Solutions of $n^{n}=2n$?

Question

What is the best way to find solutions to $n^{n}$ and $2n$? Someone suggested the Lambert W function, but I cannot find a way to set it up in a way to use that. Any other suggestions?

Meaning, what are the solutions for $n$ in

$$n^n=2n$$

Answer 1

$n = 2$ is a straighforwardly verifiable solution.

By inspection of the graph of $y = n^n - 2n$, there's another zero in the vicinity of$~0.34...$ that can be found to arbitrary precision numerically.
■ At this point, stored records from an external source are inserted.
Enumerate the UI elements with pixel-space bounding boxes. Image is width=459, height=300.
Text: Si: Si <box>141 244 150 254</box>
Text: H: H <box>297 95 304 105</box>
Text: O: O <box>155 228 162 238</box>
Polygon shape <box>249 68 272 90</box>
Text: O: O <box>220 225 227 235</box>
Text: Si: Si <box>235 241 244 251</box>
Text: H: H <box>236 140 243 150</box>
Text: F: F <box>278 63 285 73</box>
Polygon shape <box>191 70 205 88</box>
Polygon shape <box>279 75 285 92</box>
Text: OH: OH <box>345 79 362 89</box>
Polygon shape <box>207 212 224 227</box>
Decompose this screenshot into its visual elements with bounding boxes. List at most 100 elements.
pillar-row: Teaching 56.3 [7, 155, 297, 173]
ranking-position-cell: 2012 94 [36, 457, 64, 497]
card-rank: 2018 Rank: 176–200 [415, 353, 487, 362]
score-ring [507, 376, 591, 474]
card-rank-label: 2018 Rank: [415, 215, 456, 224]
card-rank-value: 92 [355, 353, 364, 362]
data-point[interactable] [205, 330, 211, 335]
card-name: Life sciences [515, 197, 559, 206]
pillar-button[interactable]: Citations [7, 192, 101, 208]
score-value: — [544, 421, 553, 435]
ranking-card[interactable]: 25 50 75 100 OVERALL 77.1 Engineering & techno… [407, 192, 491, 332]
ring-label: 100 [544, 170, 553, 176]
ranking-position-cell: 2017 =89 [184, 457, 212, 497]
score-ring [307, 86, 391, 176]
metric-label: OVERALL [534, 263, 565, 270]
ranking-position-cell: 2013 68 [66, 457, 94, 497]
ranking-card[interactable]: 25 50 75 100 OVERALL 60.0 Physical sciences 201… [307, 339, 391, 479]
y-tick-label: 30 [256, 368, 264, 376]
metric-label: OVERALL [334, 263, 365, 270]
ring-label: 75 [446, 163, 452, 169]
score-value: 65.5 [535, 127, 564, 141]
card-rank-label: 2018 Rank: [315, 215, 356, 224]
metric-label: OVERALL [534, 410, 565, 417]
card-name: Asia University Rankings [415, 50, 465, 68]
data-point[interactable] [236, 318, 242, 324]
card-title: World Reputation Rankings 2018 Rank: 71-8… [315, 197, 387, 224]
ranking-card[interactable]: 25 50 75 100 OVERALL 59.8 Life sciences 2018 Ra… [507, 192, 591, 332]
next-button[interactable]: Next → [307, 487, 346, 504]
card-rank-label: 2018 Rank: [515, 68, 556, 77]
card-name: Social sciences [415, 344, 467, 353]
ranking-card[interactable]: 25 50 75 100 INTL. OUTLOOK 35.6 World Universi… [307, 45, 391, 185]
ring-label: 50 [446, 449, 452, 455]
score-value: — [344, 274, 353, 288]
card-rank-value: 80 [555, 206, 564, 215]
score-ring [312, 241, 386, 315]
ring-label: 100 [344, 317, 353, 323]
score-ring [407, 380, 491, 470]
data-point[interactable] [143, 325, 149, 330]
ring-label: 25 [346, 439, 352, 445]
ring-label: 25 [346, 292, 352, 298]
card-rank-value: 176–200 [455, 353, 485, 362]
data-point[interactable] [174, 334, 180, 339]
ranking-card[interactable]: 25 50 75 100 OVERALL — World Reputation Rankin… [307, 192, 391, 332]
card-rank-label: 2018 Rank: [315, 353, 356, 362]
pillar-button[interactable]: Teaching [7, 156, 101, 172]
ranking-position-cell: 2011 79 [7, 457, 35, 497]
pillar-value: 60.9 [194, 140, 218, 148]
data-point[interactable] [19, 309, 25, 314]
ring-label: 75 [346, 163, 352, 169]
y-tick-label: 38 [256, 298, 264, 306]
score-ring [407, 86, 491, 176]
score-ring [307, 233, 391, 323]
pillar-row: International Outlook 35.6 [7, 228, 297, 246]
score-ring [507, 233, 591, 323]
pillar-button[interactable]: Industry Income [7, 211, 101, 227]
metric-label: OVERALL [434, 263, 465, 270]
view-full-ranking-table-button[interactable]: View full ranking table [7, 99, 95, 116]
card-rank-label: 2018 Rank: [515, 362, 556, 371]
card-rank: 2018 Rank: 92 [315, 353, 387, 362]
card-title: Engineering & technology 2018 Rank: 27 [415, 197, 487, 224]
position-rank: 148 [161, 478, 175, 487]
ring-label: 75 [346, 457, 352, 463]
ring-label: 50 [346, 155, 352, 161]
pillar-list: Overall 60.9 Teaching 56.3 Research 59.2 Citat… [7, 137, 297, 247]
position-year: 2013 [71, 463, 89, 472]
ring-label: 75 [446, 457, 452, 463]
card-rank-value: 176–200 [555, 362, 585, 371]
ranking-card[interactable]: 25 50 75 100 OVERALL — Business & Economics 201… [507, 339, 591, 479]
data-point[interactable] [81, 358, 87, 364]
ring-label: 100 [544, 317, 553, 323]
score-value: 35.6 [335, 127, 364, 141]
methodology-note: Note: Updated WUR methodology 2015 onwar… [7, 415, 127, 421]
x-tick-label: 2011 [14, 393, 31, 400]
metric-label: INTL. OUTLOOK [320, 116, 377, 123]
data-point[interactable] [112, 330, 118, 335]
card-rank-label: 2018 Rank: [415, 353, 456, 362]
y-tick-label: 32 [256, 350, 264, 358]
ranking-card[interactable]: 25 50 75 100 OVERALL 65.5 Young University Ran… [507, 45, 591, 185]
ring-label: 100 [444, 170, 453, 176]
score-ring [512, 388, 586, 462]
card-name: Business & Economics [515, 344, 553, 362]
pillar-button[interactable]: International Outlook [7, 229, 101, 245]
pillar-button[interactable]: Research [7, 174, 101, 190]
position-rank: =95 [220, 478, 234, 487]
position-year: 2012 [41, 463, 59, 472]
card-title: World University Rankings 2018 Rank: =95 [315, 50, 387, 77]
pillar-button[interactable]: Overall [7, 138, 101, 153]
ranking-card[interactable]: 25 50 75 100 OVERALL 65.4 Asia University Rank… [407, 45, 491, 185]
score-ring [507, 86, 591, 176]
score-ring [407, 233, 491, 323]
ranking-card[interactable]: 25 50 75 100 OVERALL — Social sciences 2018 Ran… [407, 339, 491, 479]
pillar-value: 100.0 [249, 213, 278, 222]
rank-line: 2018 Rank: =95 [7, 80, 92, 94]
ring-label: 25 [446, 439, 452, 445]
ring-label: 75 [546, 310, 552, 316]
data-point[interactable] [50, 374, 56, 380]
By noting that $\frac{d(n^n - 2n)}{dn} = n^n(\ln(n)+1) - 2$, the function has only one global minima for $n > 0$ and is increasing elsewhere. Therefore these are the only two zeros.

Answer 2

to make calculation easier...we can start from $$n^n=2n$$ $$\implies n^{n-1}=2$$ $$\implies n^{n-1}-2=0$$ Now let's assume $$f(n)=n^{n-1}-2$$ Let's find the root using Newton's method of calculating numerical root of an equation. the rule is, $$ x_{n+1}=x_n-\dfrac{f(x)}{f'(x)}$$ so,we will need $f'(n)$.So,let's calculate it first. here,if you calculate the derivative you will find, $$f'(n)=n^{n-1}\ln 10(\dfrac{n-1}{n \ln 10}+\log n)$$ So,according to Newton's method $$n_{r+1}=n_r-\dfrac{n_r^{n_r-1}-2}{n_r^{n_r-1}\ln 10(\dfrac{n_r-1}{n_r \ln 10}+\log n_r)}$$

So,let's start our first assumption $$n_o=0.5$$ and continuing the iteration process,we will get $$0.25535...\\0.319893...\\0.344004...\\0.346305...\\0.3463233...\\0.3463233$$ From here we can conclude that,one root is $n \approx 0.346$

Again if we start the iteration process taking the first assumption $n_o=2.5$ we get, $$2.17418...\\2.02494...\\2.00055...\\2.0000002...\\2$$ from here we can conclude that another root is $n=2$

Here, $$0.346^{0.346-1}\approx 2$$ again ,$$2^{2-1}=2$$

Hence,yes our calculated roots are correct. Now,if you want to feel the Lambert W function here, then just do a little work... $$n^n=2n$$ $$\implies n^{n-1}=2$$ $$\text{so,}~n=W(2)=\Omega$$ Now,we can write, $$\Omega^{\Omega-1}-2=0$$ Now,continue the same process as mentioned before.